Malcolm Martineau’s Fauré Songs: Volume 3

This past Friday Signum Classics released the third volume in pianist Malcolm Martineau’s latest complete songs project, devoted to the catalog of Gabriel Fauré. Once again Martineau has assembled an array of vocalists, affording the opportunity to select, for each song, not only the right vocal range but also a quality of voice that fits both the text of the song and Fauré’s specific approach to style. This new volume introduces three new vocalists to the project: Isobel Buchanan, William Dazeley, and Louise Kemény. The “returning” vocalists from the first two volumes are Lorna Anderson, John Chest, Sarah Connolly, Iestyn Davies, Janis Kelly, Ann Murray, and Thomas Oliemans.

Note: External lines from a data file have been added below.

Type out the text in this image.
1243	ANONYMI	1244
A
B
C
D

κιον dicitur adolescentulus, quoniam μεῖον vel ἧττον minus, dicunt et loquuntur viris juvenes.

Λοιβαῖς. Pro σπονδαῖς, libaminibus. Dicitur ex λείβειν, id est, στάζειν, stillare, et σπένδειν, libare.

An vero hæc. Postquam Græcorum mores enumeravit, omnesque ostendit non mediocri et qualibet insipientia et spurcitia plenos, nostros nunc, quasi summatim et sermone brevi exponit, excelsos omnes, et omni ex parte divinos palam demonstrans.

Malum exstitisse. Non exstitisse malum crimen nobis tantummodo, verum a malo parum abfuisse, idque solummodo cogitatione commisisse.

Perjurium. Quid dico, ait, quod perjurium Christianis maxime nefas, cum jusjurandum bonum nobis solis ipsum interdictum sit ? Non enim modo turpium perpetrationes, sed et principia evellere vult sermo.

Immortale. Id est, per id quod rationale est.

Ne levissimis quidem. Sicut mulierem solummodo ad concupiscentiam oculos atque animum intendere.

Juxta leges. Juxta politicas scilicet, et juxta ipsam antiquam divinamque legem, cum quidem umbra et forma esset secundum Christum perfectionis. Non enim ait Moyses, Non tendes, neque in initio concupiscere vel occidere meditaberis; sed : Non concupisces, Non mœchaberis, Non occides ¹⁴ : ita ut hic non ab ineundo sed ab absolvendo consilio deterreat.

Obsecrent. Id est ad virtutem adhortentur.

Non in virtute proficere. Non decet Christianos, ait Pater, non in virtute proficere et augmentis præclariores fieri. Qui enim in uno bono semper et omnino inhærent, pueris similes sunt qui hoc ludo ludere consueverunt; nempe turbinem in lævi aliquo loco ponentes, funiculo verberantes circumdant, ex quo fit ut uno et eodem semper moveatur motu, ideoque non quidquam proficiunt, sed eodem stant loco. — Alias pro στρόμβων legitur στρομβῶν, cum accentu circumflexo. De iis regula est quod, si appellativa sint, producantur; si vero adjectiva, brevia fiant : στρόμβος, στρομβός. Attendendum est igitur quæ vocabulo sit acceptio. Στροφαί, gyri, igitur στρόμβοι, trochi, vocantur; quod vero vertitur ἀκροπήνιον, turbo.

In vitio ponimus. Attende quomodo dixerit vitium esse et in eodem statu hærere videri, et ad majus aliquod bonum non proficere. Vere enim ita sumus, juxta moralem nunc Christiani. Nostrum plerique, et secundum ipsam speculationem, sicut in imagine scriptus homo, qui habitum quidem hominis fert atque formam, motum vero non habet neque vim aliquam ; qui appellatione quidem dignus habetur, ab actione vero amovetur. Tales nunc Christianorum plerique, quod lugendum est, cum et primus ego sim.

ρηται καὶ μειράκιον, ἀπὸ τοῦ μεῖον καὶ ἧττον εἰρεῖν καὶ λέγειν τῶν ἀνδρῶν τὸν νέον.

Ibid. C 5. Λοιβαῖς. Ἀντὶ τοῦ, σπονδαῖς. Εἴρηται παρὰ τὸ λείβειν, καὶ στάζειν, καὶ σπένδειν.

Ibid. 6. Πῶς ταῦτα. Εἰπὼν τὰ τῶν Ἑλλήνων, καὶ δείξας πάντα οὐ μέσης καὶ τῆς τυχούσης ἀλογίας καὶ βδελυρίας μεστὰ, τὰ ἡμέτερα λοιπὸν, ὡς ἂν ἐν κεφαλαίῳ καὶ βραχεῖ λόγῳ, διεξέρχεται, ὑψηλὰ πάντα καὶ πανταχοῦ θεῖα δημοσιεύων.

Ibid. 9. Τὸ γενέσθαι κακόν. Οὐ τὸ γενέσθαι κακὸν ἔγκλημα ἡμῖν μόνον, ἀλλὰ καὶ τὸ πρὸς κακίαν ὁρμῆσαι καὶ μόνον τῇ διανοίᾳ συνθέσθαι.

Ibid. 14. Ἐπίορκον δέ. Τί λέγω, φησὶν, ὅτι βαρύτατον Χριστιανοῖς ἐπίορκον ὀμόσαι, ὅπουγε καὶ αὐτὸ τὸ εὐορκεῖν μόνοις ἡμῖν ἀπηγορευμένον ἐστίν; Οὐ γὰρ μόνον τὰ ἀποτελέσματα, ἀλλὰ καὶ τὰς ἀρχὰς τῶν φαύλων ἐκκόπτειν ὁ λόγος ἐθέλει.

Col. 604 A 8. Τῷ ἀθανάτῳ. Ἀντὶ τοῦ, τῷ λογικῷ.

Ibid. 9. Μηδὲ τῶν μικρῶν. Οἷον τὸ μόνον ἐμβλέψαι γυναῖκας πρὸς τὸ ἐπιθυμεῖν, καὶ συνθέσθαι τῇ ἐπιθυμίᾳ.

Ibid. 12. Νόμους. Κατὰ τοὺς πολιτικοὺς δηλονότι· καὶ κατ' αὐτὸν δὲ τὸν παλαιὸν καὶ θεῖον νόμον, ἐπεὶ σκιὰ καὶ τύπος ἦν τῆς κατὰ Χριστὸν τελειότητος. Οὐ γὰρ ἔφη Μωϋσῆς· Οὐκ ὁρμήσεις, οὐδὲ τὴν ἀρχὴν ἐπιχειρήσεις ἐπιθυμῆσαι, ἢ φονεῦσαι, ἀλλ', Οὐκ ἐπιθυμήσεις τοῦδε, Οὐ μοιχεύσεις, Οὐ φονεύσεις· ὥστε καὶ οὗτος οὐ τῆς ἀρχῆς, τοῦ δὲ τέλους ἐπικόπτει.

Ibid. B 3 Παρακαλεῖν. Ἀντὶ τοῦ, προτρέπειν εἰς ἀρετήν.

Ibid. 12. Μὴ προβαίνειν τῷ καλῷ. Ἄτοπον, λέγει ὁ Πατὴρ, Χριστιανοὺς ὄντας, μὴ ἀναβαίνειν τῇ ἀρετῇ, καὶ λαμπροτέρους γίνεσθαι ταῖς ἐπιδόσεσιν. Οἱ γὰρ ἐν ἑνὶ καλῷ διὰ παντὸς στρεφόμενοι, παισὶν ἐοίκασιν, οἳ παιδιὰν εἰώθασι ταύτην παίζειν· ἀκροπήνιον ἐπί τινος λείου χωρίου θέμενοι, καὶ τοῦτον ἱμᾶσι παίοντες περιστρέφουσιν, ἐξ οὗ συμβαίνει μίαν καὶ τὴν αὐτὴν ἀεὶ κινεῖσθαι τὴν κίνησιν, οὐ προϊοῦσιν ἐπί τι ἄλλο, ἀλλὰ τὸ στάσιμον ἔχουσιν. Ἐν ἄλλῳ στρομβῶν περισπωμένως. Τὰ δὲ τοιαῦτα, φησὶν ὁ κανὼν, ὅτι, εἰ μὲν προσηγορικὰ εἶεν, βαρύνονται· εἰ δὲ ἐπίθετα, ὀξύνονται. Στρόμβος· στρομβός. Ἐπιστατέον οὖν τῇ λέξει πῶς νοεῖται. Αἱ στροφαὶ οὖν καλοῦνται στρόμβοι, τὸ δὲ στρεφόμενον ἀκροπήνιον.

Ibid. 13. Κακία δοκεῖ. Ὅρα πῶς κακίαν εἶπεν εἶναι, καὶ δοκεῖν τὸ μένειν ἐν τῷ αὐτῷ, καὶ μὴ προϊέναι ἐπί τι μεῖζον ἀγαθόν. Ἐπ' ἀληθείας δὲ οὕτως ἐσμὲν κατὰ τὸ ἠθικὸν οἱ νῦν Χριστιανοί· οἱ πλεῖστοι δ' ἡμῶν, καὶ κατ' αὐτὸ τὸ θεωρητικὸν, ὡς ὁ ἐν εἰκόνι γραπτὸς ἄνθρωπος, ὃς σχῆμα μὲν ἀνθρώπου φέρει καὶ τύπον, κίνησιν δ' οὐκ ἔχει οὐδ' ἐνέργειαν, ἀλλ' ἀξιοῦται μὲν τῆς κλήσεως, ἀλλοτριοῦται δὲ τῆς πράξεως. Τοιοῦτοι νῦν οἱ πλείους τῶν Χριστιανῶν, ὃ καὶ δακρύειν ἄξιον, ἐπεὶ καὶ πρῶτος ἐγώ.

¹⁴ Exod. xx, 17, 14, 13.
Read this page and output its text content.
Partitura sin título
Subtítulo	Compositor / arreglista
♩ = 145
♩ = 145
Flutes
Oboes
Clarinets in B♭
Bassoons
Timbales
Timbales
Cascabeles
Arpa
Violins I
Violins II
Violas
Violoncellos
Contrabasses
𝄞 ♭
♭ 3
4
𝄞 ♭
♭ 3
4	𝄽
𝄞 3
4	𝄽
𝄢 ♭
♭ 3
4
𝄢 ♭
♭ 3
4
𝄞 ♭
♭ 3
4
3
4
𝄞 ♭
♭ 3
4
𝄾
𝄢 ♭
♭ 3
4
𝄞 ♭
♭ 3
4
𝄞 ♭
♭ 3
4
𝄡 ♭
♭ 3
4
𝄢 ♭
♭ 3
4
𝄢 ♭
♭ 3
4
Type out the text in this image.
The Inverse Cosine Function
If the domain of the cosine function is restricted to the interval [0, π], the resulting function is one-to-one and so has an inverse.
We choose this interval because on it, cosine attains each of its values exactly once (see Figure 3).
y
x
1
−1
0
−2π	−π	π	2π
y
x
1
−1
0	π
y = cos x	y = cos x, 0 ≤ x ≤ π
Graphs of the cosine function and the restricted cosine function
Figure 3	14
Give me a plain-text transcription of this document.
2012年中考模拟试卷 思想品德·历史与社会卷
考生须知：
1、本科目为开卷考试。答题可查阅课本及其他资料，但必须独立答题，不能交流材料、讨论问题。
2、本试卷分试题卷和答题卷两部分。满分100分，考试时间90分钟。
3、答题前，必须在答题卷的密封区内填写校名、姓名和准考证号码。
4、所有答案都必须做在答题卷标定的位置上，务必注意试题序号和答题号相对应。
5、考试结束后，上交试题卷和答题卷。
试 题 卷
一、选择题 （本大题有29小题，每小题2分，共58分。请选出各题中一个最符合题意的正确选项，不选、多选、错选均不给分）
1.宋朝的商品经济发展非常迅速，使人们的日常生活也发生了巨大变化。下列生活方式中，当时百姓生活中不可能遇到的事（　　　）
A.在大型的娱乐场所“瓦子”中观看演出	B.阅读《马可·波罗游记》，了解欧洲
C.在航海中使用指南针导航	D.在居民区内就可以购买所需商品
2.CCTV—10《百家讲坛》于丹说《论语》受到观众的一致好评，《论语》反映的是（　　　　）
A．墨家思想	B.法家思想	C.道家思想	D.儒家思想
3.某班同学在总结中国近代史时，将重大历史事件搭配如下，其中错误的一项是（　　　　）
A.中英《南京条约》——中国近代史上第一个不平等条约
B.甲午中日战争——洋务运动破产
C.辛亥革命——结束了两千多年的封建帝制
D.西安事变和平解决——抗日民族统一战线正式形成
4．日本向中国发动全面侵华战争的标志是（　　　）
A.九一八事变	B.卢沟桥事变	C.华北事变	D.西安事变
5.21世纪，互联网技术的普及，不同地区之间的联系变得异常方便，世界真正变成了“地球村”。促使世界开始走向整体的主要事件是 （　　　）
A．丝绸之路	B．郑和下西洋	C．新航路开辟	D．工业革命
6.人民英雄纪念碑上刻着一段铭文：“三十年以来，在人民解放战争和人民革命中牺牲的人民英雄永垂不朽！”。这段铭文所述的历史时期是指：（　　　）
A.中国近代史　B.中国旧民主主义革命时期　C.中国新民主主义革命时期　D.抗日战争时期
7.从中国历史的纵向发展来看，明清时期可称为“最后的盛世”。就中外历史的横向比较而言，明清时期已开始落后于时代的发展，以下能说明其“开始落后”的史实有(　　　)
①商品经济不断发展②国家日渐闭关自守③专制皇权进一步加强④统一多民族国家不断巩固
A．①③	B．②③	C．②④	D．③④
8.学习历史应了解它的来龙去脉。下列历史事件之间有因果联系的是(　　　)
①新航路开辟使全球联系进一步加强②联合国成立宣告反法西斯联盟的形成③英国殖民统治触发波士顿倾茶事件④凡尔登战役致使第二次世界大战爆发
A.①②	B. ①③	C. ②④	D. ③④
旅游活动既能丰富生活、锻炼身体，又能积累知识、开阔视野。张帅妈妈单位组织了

Thanks to the annual Vocal Series organized every year by San Francisco Performances, I have had an opportunity to listen to recitals by several of these vocalists. One key result is that I have become more attuned to the way in which Martineau draws upon Davies’ countertenor voice for a select few of the songs he has recorded to date. My guess is that Fauré himself would never have heard a countertenor perform any of his songs. However, Martineau has worked his way through this project with a keen sensitivity to establishing the right fit between the song and the vocalist performing it. The result is a traversal of an extensive repertoire that is as sensitive to the rhetorical impact of each song as it is to fitting the technical demands of each selection to the right vocalist.

I have already written about my own (inadequate) hands-on experience in accompanying a baritone (who was a work colleague) in several Fauré selections. One result is that this new release has allowed me to revisit two of my personal favorites, “Clair de lune” (Opus 46, Number 2) and “Les roses d’Ispahan” (Opus 39, Number 4). To my (not unanticipated) surprise, Martineau did not assign either of these to a baritone. The first is sung by Murray and the second by Kelly. Given how attuned both of these sopranos were to the spirit of their respective texts, I cannot say that I have any argument with Martineau’s choices!